Gösterim sonrası yazıp yönetip başrol oynamanızdan dolayı Zeki Demirkubuz, Nuri Bilge Ceylan gibi yönetmenlerle kıyaslandınız. Bu durumu nasıl yorumluyorsun?

Türkiye'de bu çok fazla oluyor. Nuri Bilge Ceylan, Zeki Demirkubuz gibi usta yönetmenlerin işleriyle bir karşılaştırma oluyor. Filmde ben oynadığım için yine böyle bir karşılaştırma, eşleştirme oldu. İçerik olarak değil de daha çok filmlerinde oynayan yönetmenlerin konularının benzerliği üzerinden. Şu söylenebilir; bu tür konularda benzerlikler üzerinden değil, farklılıklar üzerinden bir okuma yapmak gerekiyor. Çünkü eğer farklılıklar üzerinden bakarsak gerçek tanımlamaya ulaşırız. Yani farklı olan ne diye baktığımızda daha çok şey görüyoruz. Çünkü benzerlik aramaya başladığınızda her şeyi her şeye benzetebilirsiniz. Bu kolayca bir yargıya varma isteği gibi karşımıza çıkabiliyor.

ANTALYA'DA JÜRİ NET SLOGANI, TOPLUMLUN ARKASINDA DURACAĞI FİLMLERE YAKINLIK GÖSTERDİ

Savrulan Zaman, bana kalırsa seçkinin en orijinal filmlerinden biriydi. Hikayesiyle ve anlatım diliyle çok kendine hastı. Görece oldukça zayıf filmlerin seçkide olduğu senenin sinema yazarları tarafından da favorilerindendi filminiz. Peki filmin jüri tarafından hiç görülmemesi bir kırgınlık yarattı mı?

Bu bir yarışma, jüri kararları her zaman subjektif bir değerlendirme. Bunu baştan biliyorsunuz zaten. Kırgınlık olmaz. Kararlar değişkenlik gösterebilir elbette, sinema dışı sebepler dahi olsa yine de normal karşılamak gerekir. İnsanın olduğu yerde bu tür tartışmalar her zaman olur.
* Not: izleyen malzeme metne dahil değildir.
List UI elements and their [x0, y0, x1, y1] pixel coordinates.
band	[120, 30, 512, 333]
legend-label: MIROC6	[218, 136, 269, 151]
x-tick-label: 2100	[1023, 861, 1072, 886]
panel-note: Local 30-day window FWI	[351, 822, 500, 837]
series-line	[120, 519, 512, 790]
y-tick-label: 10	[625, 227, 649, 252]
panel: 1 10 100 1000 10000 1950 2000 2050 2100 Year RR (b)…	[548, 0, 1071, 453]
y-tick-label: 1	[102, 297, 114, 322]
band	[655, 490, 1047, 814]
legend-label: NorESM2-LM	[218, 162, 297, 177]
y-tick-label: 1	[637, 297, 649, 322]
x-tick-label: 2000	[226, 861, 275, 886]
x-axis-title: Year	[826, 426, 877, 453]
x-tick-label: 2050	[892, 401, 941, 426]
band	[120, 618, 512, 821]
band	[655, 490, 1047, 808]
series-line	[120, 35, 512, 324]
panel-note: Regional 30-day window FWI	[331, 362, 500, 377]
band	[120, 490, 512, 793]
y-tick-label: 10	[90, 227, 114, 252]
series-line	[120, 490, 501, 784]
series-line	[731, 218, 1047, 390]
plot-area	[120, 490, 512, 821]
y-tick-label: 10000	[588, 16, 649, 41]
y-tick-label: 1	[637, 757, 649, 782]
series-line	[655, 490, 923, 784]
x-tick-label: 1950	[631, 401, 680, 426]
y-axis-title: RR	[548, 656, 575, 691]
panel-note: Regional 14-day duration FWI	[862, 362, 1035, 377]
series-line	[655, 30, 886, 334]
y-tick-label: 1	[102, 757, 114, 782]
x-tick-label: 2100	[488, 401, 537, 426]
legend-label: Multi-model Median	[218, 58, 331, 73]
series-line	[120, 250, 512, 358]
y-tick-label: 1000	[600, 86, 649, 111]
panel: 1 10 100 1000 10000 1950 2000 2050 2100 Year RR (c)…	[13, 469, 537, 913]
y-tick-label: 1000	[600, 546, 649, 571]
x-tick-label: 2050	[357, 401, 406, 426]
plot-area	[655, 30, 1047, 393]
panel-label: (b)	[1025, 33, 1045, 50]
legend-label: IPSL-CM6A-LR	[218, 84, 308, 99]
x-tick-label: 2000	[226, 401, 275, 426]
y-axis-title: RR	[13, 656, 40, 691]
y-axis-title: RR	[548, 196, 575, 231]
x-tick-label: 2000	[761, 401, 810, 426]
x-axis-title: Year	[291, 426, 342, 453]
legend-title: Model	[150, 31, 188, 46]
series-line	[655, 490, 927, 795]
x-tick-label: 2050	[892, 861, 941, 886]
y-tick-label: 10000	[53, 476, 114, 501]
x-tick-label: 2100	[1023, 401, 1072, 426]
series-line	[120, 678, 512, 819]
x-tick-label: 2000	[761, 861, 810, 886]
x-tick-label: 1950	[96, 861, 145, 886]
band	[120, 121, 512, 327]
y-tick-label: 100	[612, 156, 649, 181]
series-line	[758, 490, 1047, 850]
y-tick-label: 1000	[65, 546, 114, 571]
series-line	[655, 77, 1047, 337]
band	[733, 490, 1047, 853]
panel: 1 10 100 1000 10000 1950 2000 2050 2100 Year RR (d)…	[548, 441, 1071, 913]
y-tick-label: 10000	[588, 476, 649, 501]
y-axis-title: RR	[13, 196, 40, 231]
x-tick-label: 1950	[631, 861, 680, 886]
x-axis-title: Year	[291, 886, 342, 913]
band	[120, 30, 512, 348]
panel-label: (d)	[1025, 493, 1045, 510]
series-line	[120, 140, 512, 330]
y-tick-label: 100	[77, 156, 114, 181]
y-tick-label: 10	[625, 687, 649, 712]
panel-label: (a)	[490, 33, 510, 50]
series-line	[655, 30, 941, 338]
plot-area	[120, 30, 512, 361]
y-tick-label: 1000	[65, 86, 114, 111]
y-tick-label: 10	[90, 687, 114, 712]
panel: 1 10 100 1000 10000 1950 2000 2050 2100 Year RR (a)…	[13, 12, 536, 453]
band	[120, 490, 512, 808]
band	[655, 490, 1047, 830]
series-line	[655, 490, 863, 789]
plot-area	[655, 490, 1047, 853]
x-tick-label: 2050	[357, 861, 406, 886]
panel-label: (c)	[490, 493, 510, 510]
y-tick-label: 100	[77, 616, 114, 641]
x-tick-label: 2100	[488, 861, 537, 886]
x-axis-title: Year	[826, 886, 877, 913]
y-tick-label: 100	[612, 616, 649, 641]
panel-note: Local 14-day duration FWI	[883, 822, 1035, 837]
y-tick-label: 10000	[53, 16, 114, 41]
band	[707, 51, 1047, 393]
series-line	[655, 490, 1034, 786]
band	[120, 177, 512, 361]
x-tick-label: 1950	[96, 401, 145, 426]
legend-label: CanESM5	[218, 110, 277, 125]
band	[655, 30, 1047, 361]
Filmler zaman içinde kendi yolunu bulur.

Film, insan psikolojisi üzerine de derin okumlalar yapıyor. Peki filmin yazım sürecinde referans aldığın kitaplar, filmler neler oldu?
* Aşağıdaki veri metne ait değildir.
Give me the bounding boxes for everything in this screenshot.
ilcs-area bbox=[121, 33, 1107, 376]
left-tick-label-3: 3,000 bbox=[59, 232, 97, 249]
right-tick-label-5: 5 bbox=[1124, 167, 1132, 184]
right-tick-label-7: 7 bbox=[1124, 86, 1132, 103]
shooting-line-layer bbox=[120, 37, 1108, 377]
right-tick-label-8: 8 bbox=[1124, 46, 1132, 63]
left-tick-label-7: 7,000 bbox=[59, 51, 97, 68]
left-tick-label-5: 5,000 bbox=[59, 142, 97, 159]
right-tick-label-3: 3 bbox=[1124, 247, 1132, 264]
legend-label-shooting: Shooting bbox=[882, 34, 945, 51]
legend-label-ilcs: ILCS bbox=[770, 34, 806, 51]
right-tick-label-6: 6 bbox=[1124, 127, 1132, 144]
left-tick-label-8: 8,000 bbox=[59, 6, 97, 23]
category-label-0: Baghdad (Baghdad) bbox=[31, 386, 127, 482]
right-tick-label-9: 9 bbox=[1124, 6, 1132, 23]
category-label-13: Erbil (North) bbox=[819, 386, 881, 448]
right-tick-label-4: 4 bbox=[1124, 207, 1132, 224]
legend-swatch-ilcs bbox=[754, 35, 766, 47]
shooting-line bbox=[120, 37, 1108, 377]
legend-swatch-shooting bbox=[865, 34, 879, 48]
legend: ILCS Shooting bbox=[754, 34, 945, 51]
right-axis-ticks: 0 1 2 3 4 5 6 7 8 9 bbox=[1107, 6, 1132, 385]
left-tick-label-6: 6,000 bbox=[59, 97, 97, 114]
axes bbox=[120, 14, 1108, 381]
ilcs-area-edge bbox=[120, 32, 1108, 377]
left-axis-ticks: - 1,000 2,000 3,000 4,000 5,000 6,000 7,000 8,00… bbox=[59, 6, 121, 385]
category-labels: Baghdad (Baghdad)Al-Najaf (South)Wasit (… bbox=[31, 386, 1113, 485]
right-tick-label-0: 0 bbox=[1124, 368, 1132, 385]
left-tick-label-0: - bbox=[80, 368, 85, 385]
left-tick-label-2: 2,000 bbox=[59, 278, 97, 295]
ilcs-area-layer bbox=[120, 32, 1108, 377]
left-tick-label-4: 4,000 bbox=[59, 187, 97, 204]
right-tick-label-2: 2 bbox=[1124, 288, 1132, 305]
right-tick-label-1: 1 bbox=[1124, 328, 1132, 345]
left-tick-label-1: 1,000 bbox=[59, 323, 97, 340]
Bir film yazarken çok fazla şeyden, edebiyattan besleniyorsunuz. Ama en önemlisi çevredeki gözlemlediğimiz, kendi hayatımızdaki gözlemlediğimiz şeyler, duyduğumuz şeyler. Hayatın bir kolajı gibi aslında benim için film yapmak. O yüzden o hayattaki deneyimleri, gözlemleri önemsiyorum.
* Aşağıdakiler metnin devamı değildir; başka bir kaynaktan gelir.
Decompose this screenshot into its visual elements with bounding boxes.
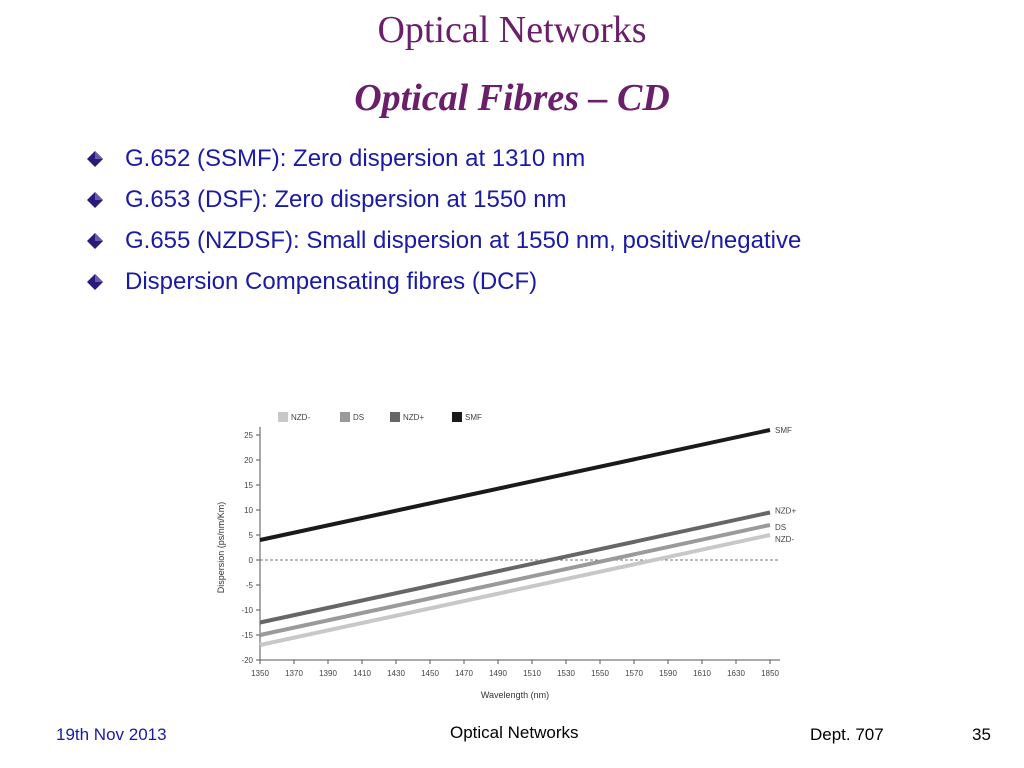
bullet-text: G.652 (SSMF): Zero dispersion at 1310 nm <box>125 145 586 172</box>
x-tick-label: 1550 <box>591 669 609 678</box>
page-number: 35 <box>972 725 991 744</box>
legend-swatch <box>340 412 350 422</box>
bullet-list: G.652 (SSMF): Zero dispersion at 1310 nm… <box>86 142 801 306</box>
series-end-label: DS <box>775 523 786 532</box>
y-tick-label: 15 <box>244 481 253 490</box>
bullet-text: G.655 (NZDSF): Small dispersion at 1550 … <box>125 227 802 254</box>
footer-date: 19th Nov 2013 <box>56 725 167 744</box>
x-tick-label: 1370 <box>285 669 303 678</box>
x-axis-label: Wavelength (nm) <box>481 690 549 700</box>
y-axis-label: Dispersion (ps/nm/Km) <box>216 502 226 594</box>
y-tick-label: 5 <box>249 531 254 540</box>
x-tick-label: 1510 <box>523 669 541 678</box>
series-line-nzd- <box>259 510 771 625</box>
legend-label: SMF <box>465 413 482 422</box>
series-end-label: SMF <box>775 426 792 435</box>
bullet-item: G.655 (NZDSF): Small dispersion at 1550 … <box>86 224 801 265</box>
legend-label: NZD+ <box>403 413 424 422</box>
series-line-smf <box>259 428 771 542</box>
diamond-bullet-icon <box>87 151 103 167</box>
y-tick-label: -5 <box>246 581 254 590</box>
legend-swatch <box>452 412 462 422</box>
bullet-item: Dispersion Compensating fibres (DCF) <box>86 265 801 306</box>
x-tick-label: 1530 <box>557 669 575 678</box>
footer-dept: Dept. 707 <box>810 725 884 744</box>
y-tick-label: -15 <box>241 631 253 640</box>
slide-subtitle: Optical Fibres – CD <box>354 77 670 119</box>
diamond-bullet-icon <box>87 233 103 249</box>
x-tick-label: 1390 <box>319 669 337 678</box>
y-tick-label: -10 <box>241 606 253 615</box>
legend-label: NZD- <box>291 413 310 422</box>
series-line-ds <box>259 523 771 637</box>
x-tick-label: 1350 <box>251 669 269 678</box>
bullet-item: G.653 (DSF): Zero dispersion at 1550 nm <box>86 183 801 224</box>
x-tick-label: 1430 <box>387 669 405 678</box>
x-tick-label: 1470 <box>455 669 473 678</box>
slide-title: Optical Networks <box>377 9 647 51</box>
x-tick-label: 1570 <box>625 669 643 678</box>
legend-swatch <box>278 412 288 422</box>
dispersion-chart: 25 20 15 10 5 0 -5 -10 -15 -20 1350 1370 1390 1410 143… <box>210 380 830 710</box>
x-tick-label: 1410 <box>353 669 371 678</box>
diamond-bullet-icon <box>87 192 103 208</box>
series-end-label: NZD- <box>775 535 794 544</box>
series-end-label: NZD+ <box>775 507 796 516</box>
series-line-nzd- <box>259 533 771 647</box>
x-tick-label: 1630 <box>727 669 745 678</box>
x-tick-label: 1490 <box>489 669 507 678</box>
legend-swatch <box>390 412 400 422</box>
x-tick-label: 1590 <box>659 669 677 678</box>
bullet-item: G.652 (SSMF): Zero dispersion at 1310 nm <box>86 142 801 183</box>
bullet-text: Dispersion Compensating fibres (DCF) <box>125 268 538 295</box>
x-tick-label: 1850 <box>761 669 779 678</box>
y-tick-label: 0 <box>249 556 254 565</box>
diamond-bullet-icon <box>87 274 103 290</box>
y-tick-label: 20 <box>244 456 253 465</box>
footer-title: Optical Networks <box>450 723 579 742</box>
y-tick-label: 25 <box>244 431 253 440</box>
x-tick-label: 1450 <box>421 669 439 678</box>
bullet-text: G.653 (DSF): Zero dispersion at 1550 nm <box>125 186 567 213</box>
y-tick-label: 10 <box>244 506 253 515</box>
x-tick-label: 1610 <box>693 669 711 678</box>
legend-label: DS <box>353 413 364 422</box>
y-tick-label: -20 <box>241 656 253 665</box>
Festival sürerken eski Antalya günlerini hatırlatan şık bir de parti verdiniz. Açılış ve kapanışı saymazsak bu festivalin tek partisi oldu ve herkesi bir araya getirmesi açısından da çok güzeldi. önceki yıllarla kıyasladığınızda sizce festivalin artı ve eksileri nelerdi?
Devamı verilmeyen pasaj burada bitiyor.